Мы оказываемся на новой территории. Алеша — тоже. Впервые в его жизни его покорная жизнерадостность обернулась ему боком, и он это понимает.
Мы ждем узнать, что Алеша предпримет.
Ну, согласно рассказываемому, ничего: «С тех пор Алеша <…> жил по-старому». Мы сомневаемся в том, что это правда. Надеемся, что это не так. Более того, мы знаем, что это не так. Если что-то довело скромного слугу до слез при хозяйке дома, такое само по себе не развеется. Можно отрицать это или подавлять, но оно не исчезнет. Пусть Алеша вроде бы и продолжает жить как прежде, внутри у него самого что-то поменялось.
Несправедливость привела к тому, что внутри рассказа свернулась некая пружина, и теперь мы томимся и ждем, когда она распрямится.
До конца рассказа меньше страницы. Обратите внимание: он устремляется вперед, а мы пристально высматриваем ответ на вопрос, к которому рассказ подвел нас: «Что Алеша собирается поделать с этой несправедливостью?» (Или: «К чему приведет пережитая Алешей несправедливость?»)
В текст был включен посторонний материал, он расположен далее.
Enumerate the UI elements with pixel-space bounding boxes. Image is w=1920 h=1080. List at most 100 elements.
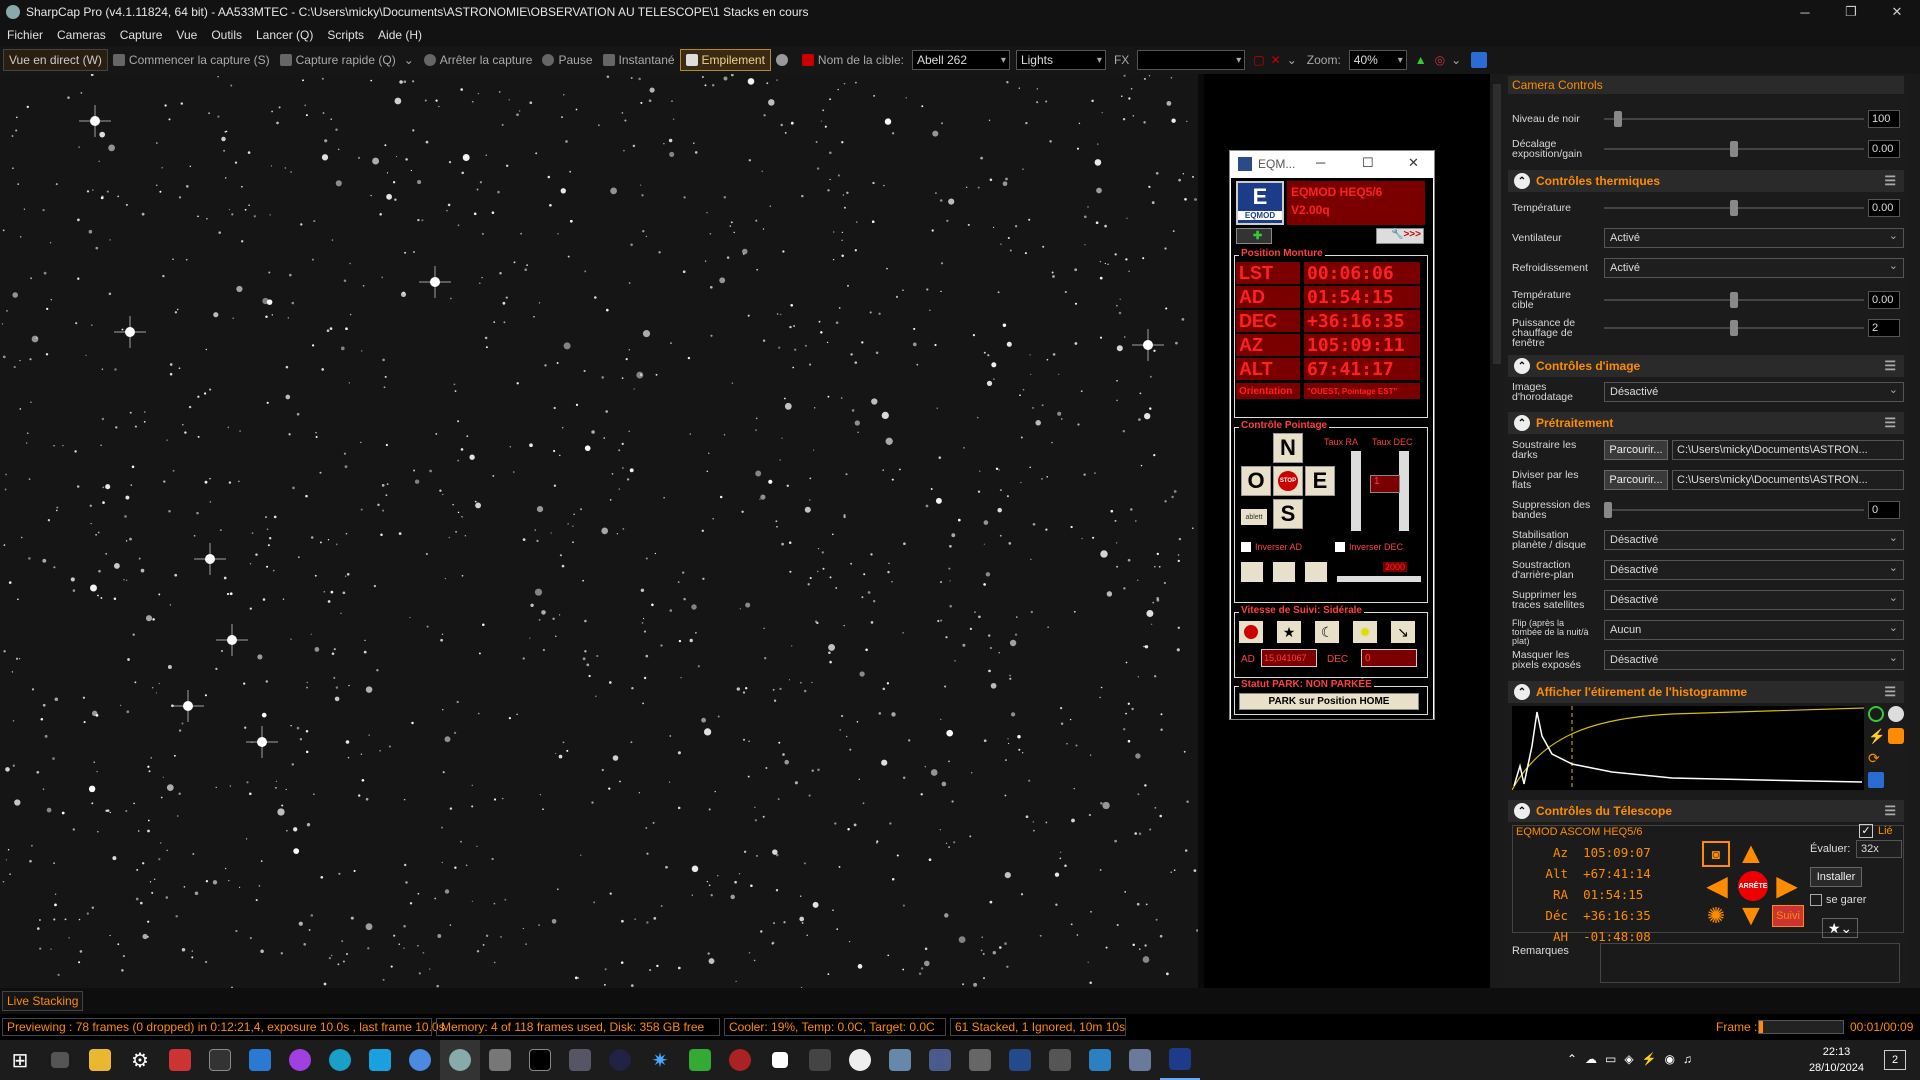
collapse-icon[interactable]: ⌃	[1514, 803, 1530, 819]
app-8-button[interactable]	[600, 1040, 640, 1080]
exposure-offset-value[interactable]: 0.00	[1868, 140, 1900, 158]
notification-icon[interactable]: 2	[1884, 1050, 1906, 1070]
chevron-down-icon[interactable]: ⌄	[1451, 53, 1461, 67]
west-button[interactable]: O	[1241, 466, 1271, 496]
banding-value[interactable]: 0	[1868, 501, 1900, 519]
clock[interactable]: 22:13 28/10/2024	[1809, 1044, 1864, 1076]
app-19-button[interactable]	[1040, 1040, 1080, 1080]
slew-stop-button[interactable]: ARRÊTE	[1738, 871, 1768, 901]
mask-select[interactable]: Désactivé	[1604, 650, 1904, 670]
darks-browse-button[interactable]: Parcourir...	[1604, 440, 1668, 460]
menu-scripts[interactable]: Scripts	[320, 28, 371, 42]
snapshot-button[interactable]: Instantané	[598, 49, 680, 71]
target-name-input[interactable]: Abell 262	[911, 50, 1010, 70]
checkbox-box[interactable]	[1335, 542, 1345, 552]
target-temp-value[interactable]: 0.00	[1868, 291, 1900, 309]
collapse-icon[interactable]: ⌃	[1514, 358, 1530, 374]
cooling-select[interactable]: Activé	[1604, 258, 1904, 278]
app-12-button[interactable]	[760, 1040, 800, 1080]
quick-capture-button[interactable]: Capture rapide (Q) ⌄	[275, 49, 419, 71]
app-13-button[interactable]	[800, 1040, 840, 1080]
eqmod-add-button[interactable]: ✚	[1236, 228, 1272, 244]
app-1-button[interactable]	[160, 1040, 200, 1080]
eqmod-setup-button[interactable]: 🔧>>>	[1376, 228, 1424, 244]
app-14-button[interactable]	[840, 1040, 880, 1080]
menu-lancer[interactable]: Lancer (Q)	[249, 28, 320, 42]
app-9-button[interactable]: ✷	[640, 1040, 680, 1080]
exposure-offset-slider[interactable]	[1604, 141, 1864, 157]
app-3-button[interactable]	[360, 1040, 400, 1080]
zoom-select[interactable]: 40%	[1348, 50, 1407, 70]
flats-browse-button[interactable]: Parcourir...	[1604, 470, 1668, 490]
collapse-icon[interactable]: ⌃	[1514, 415, 1530, 431]
sharpcap-task-button[interactable]	[440, 1040, 480, 1080]
app-6-button[interactable]	[520, 1040, 560, 1080]
histogram-buttons[interactable]: ▲ ◎ ⌄	[1410, 49, 1466, 71]
east-button[interactable]: E	[1305, 466, 1335, 496]
invert-ad-checkbox[interactable]: Inverser AD	[1241, 542, 1302, 552]
slider-knob[interactable]	[1614, 111, 1622, 127]
edge-button[interactable]	[320, 1040, 360, 1080]
app-18-button[interactable]	[1000, 1040, 1040, 1080]
custom-rate-icon[interactable]: ↘	[1391, 621, 1415, 643]
start-capture-button[interactable]: Commencer la capture (S)	[108, 49, 275, 71]
park-checkbox[interactable]: se garer	[1810, 894, 1866, 906]
panel-scrollbar[interactable]	[1906, 74, 1920, 988]
app-17-button[interactable]	[960, 1040, 1000, 1080]
menu-cameras[interactable]: Cameras	[50, 28, 113, 42]
temperature-slider[interactable]	[1604, 200, 1864, 216]
settings-button[interactable]: ⚙	[120, 1040, 160, 1080]
track-ad-rate-input[interactable]: 15,041067	[1261, 649, 1317, 667]
preprocessing-header[interactable]: ⌃ Prétraitement ☰	[1508, 412, 1904, 434]
slew-rate-select[interactable]: 32x	[1856, 840, 1902, 858]
app-11-button[interactable]	[720, 1040, 760, 1080]
eqmod-close-button[interactable]: ✕	[1408, 155, 1419, 171]
track-dec-rate-input[interactable]: 0	[1361, 649, 1417, 667]
eqmod-maximize-button[interactable]: ☐	[1362, 155, 1374, 171]
heater-value[interactable]: 2	[1868, 319, 1900, 337]
target-sun-icon[interactable]: ✺	[1702, 903, 1730, 929]
darks-path-select[interactable]: C:\Users\micky\Documents\ASTRON...	[1672, 440, 1904, 460]
north-button[interactable]: N	[1273, 433, 1303, 463]
app-15-button[interactable]	[880, 1040, 920, 1080]
rate-dec-slider[interactable]	[1399, 451, 1409, 531]
live-image-view[interactable]	[0, 74, 1198, 988]
eqmod-task-button[interactable]	[1160, 1040, 1200, 1080]
background-select[interactable]: Désactivé	[1604, 560, 1904, 580]
menu-icon[interactable]: ☰	[1884, 415, 1896, 431]
pause-button[interactable]: Pause	[537, 49, 597, 71]
save-icon[interactable]	[1868, 772, 1884, 788]
app-4-button[interactable]	[400, 1040, 440, 1080]
messenger-button[interactable]	[280, 1040, 320, 1080]
track-stop-button[interactable]	[1239, 621, 1263, 643]
close-button[interactable]: ✕	[1874, 0, 1920, 24]
flip-select[interactable]: Aucun	[1604, 620, 1904, 640]
crosshair-icon[interactable]: ✕	[1271, 53, 1281, 67]
stop-slew-button[interactable]: STOP	[1273, 466, 1303, 496]
histogram-header[interactable]: ⌃ Afficher l'étirement de l'histogramme ☰	[1508, 681, 1904, 703]
banding-slider[interactable]	[1604, 502, 1864, 518]
slider-knob[interactable]	[1730, 292, 1738, 308]
minimize-button[interactable]: ─	[1782, 0, 1828, 24]
lunar-moon-icon[interactable]: ☾	[1315, 621, 1339, 643]
linked-checkbox[interactable]: ✓	[1859, 824, 1873, 838]
solar-sun-icon[interactable]: ✹	[1353, 621, 1377, 643]
menu-icon[interactable]: ☰	[1884, 803, 1896, 819]
live-view-button[interactable]: Vue en direct (W)	[3, 49, 108, 71]
menu-aide[interactable]: Aide (H)	[371, 28, 429, 42]
menu-icon[interactable]: ☰	[1884, 684, 1896, 700]
reticle-icon[interactable]: ▢	[1253, 53, 1264, 67]
slew-left-arrow[interactable]: ◀	[1702, 871, 1732, 901]
maximize-button[interactable]: ❐	[1828, 0, 1874, 24]
black-level-value[interactable]: 100	[1868, 110, 1900, 128]
park-home-button[interactable]: PARK sur Position HOME	[1239, 693, 1419, 710]
pad-mode-button[interactable]: ablett	[1241, 509, 1267, 525]
stabilization-select[interactable]: Désactivé	[1604, 530, 1904, 550]
telescope-header[interactable]: ⌃ Contrôles du Télescope ☰	[1508, 800, 1904, 822]
slew-up-arrow[interactable]: ▲	[1736, 839, 1766, 869]
stop-capture-button[interactable]: Arrêter la capture	[419, 49, 538, 71]
track-button[interactable]: Suivi	[1772, 905, 1804, 927]
scrollbar-thumb[interactable]	[1493, 84, 1501, 364]
remarks-field[interactable]	[1600, 943, 1900, 983]
frame-type-select[interactable]: Lights	[1015, 50, 1106, 70]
Давайте осмыслим возможности. Вариант дальнейшего развития: Алеша возвращается к жизни и с виду «живет по-старому», но озлобляется изнутри. Затем озлобление берет свое: он, допустим, огрызается на купеческую дочку, его увольняют, он запивает. Возможен и такой вариант: его озлобленность подталкивает его поговорить наконец с отцом. Или ничего не предпринимает он из своей озлобленности, и она в конце концов развеивается до обыденного. Согласимся, не самый зрелищный вариант, но вероятный, и в жизни такое у людей случается постоянно, и вроде бы на это же обречен и Алеша.
Но Толстой поступает ловко: скидывает Алешу с крыши. Все психические последствия расстроенной помолвки проявляются со всею силой в сжатых временны́х рамках. Этой энергии Алешиного разочарования проявиться теперь можно лишь в последних строках последней страницы.
«Алеша Горшок» наследует гоголевскому шедевру «Шинель», в котором бедный и робкий чиновник мечтает о новой шинели на зиму. В обеих историях ничтожный человек ненадолго оживает: Алеша — в своих чувствах к Устинье, Акакий Акакиевич — приобретя новую шинель и затем с несвойственным ему жизнелюбием облачаясь в нее на званый вечер. Оба сурово наказаны за такую гордыню — за то, что посмели счесть себя полноценными людьми. Алеша падает с той крыши. Шинель у Акакия Акакиевича отнимают по дороге со званого вечера, а когда он пытается ее себе вернуть, некий бюрократ («значительное лицо»), к которому он обращается за помощью, напускается на него так грубо, что Акакий Акакиевич умирает, по сути, от потрясения.
Ограбление Акакия Акакиевича воспринимается как естественное продолжение целой жизни мелких унижений. У Алешиного падения с крыши нет как таковых причин. «Ноги покатились, и он упал с лопатой». Он гибнет чисто случайно, в том же смысле на него могло упасть дерево. (Или нет? Мне всегда кажется, что это падение — своего рода самоубийство вгорячах, не намеренное, однако так или иначе связанное с отцовым поступком, такое бессознательно выделывает тело, когда, например, мы рассеянны и делаемся неуклюжи. Отец повелевает им, запер его в состояние вечного подростка, и Алеша, оглядывая заледенелую плоскость как продолжение всей своей жизни, подсознательно решает покинуть ее.)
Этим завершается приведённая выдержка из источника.